Бурко только рот открыл, не зная, что ответить. Илья же, зло прищурившись, продолжал:
— Пусть буян, пусть пьяница. От моего буянства никто убит не был!
— Так то потому, что разбегались все!
— Пусть так, зато я за ними не гнался. Пусть пьяница, да только, видит бог, и ты сам помнишь, бывало, у нас сутками маковой росинки во рту не было. Я ли за него на Рубеже не стоял? Я ли ему языки неверные не покорял? За данью не ездил? Через совесть свою не переступал?
Илья уже ревел так, что каменные стены дрожали.
— Ну, сбил я пару маковок, сказал два-три слова охальных! Что с того! Позвал бы меня пред очи, я бы ему повинился! Так он Добрыню послал меня привести! Он, дурак, думал, что Добрыня меня удержит, когда в погреба кидать будут. А на Никитиче на самом лица не было, когда князюшка волю свою высокую изрекал! Да я... Я бы ему дворец по камню, по бревну бы раскатал, если бы не клятва богатырская! Я ему, дубина муромская, крест на верность целовал, что руки на его княжое величие не подниму! А он меня — в поруб! Как татя позорного! Меня, Первого Богатыря русского!
— Слышал бы тебя отец Серафим сейчас, — тихо сказал Бурко.
Илья запнулся, глаза, налитые дурной кровью, стали осмысленнее.

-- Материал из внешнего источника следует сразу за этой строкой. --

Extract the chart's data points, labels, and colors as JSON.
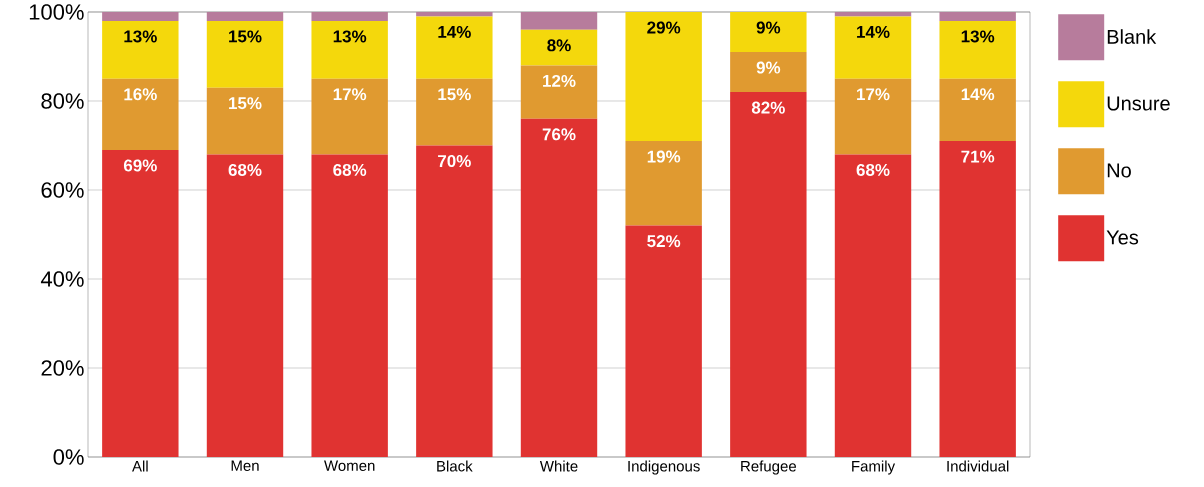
{
  "chart_data": {
    "type": "bar",
    "stacked": true,
    "categories": [
      "All",
      "Men",
      "Women",
      "Black",
      "White",
      "Indigenous",
      "Refugee",
      "Family",
      "Individual"
    ],
    "ylim": [
      0,
      100
    ],
    "yticks": [
      {
        "value": 0,
        "label": "0%"
      },
      {
        "value": 20,
        "label": "20%"
      },
      {
        "value": 40,
        "label": "40%"
      },
      {
        "value": 60,
        "label": "60%"
      },
      {
        "value": 80,
        "label": "80%"
      },
      {
        "value": 100,
        "label": "100%"
      }
    ],
    "grid": "y",
    "legend": "right",
    "series": [
      {
        "name": "Yes",
        "color": "#e03331",
        "values": [
          69,
          68,
          68,
          70,
          76,
          52,
          82,
          68,
          71
        ],
        "value_labels": [
          "69%",
          "68%",
          "68%",
          "70%",
          "76%",
          "52%",
          "82%",
          "68%",
          "71%"
        ]
      },
      {
        "name": "No",
        "color": "#e09a30",
        "values": [
          16,
          15,
          17,
          15,
          12,
          19,
          9,
          17,
          14
        ],
        "value_labels": [
          "16%",
          "15%",
          "17%",
          "15%",
          "12%",
          "19%",
          "9%",
          "17%",
          "14%"
        ]
      },
      {
        "name": "Unsure",
        "color": "#f4d80c",
        "values": [
          13,
          15,
          13,
          14,
          8,
          29,
          9,
          14,
          13
        ],
        "value_labels": [
          "13%",
          "15%",
          "13%",
          "14%",
          "8%",
          "29%",
          "9%",
          "14%",
          "13%"
        ]
      },
      {
        "name": "Blank",
        "color": "#b77c9c",
        "values": [
          2,
          2,
          2,
          1,
          4,
          0,
          0,
          1,
          2
        ]
      }
    ]
  }
}
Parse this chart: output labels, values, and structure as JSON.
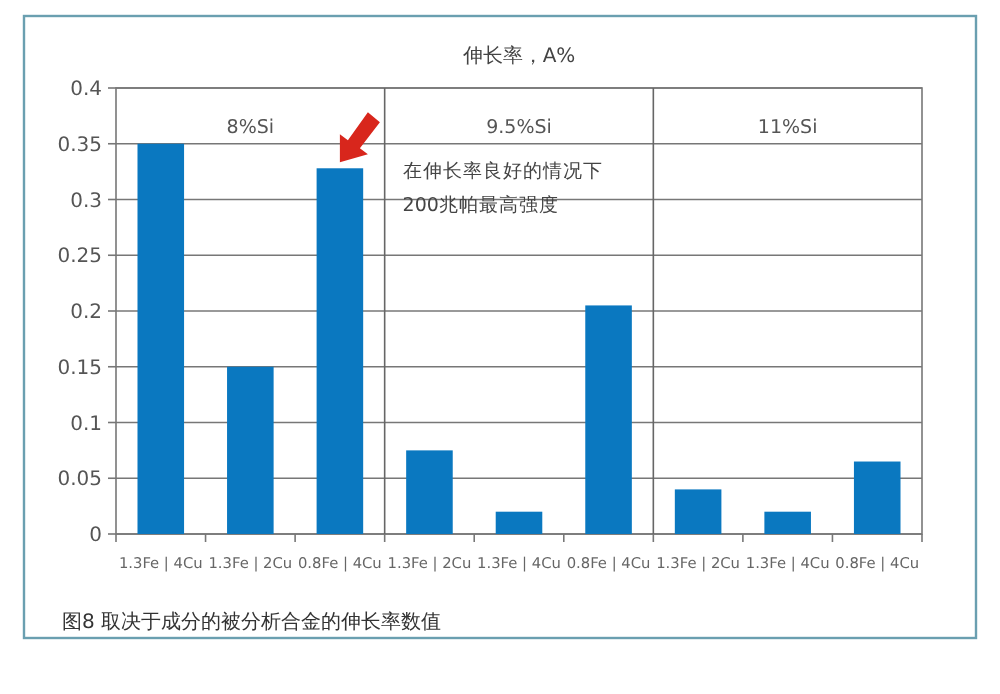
{
  "chart_data": {
    "type": "bar",
    "title": "伸长率，A%",
    "categories": [
      "1.3Fe | 4Cu",
      "1.3Fe | 2Cu",
      "0.8Fe | 4Cu",
      "1.3Fe | 2Cu",
      "1.3Fe | 4Cu",
      "0.8Fe | 4Cu",
      "1.3Fe | 2Cu",
      "1.3Fe | 4Cu",
      "0.8Fe | 4Cu"
    ],
    "values": [
      0.35,
      0.15,
      0.328,
      0.075,
      0.02,
      0.205,
      0.04,
      0.02,
      0.065
    ],
    "color": "#0a78c0",
    "ylim": [
      0,
      0.4
    ],
    "yticks": [
      0,
      0.05,
      0.1,
      0.15,
      0.2,
      0.25,
      0.3,
      0.35,
      0.4
    ],
    "grid": "y",
    "annotations": [
      "8%Si",
      "9.5%Si",
      "11%Si",
      "在伸长率良好的情况下\n200兆帕最高强度",
      "图8 取决于成分的被分析合金的伸长率数值"
    ]
  }
}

Он тряхнул головой.
— Нет, Бурко, велика моя обида, и не пойду я к нему на службу опять. Зря ты мне вести эти принес, лучше иди, Владимиру их передай. Пусть своим великородным разумением с печенегами разбирается. Я ему не богатырь боле. А и ты... Свободен ты, иди куда хочешь. Повозил ты меня, поратоборствовал — поживи для себя. Не пропадешь, а то иди в Карачарово, к отцу моему. Будешь сыт, в тепле, кобыл тебе со всей Муромщины водить будут. А мне и здесь хорошо.
Илья лег на топчан и закинул руки за голову. Затем отвернулся к стене, и глухо, как со дна колодца, донеслось до коня:
— Что стоишь? Иди. Другого ничего не скажу.
Бурко искоса посмотрел на друга, толкнул копытом дверь. Уже на пороге обернулся:
— Дурак ты, Илья, и всегда дурак был. Ты, может, Владимиру и не слуга, но я тебе пока еще конь. И ты — мой богатырь. Свидимся.
Илья молчал, глядел в стену. Бурко перешагнул через порог. Надо было и впрямь предупредить князя.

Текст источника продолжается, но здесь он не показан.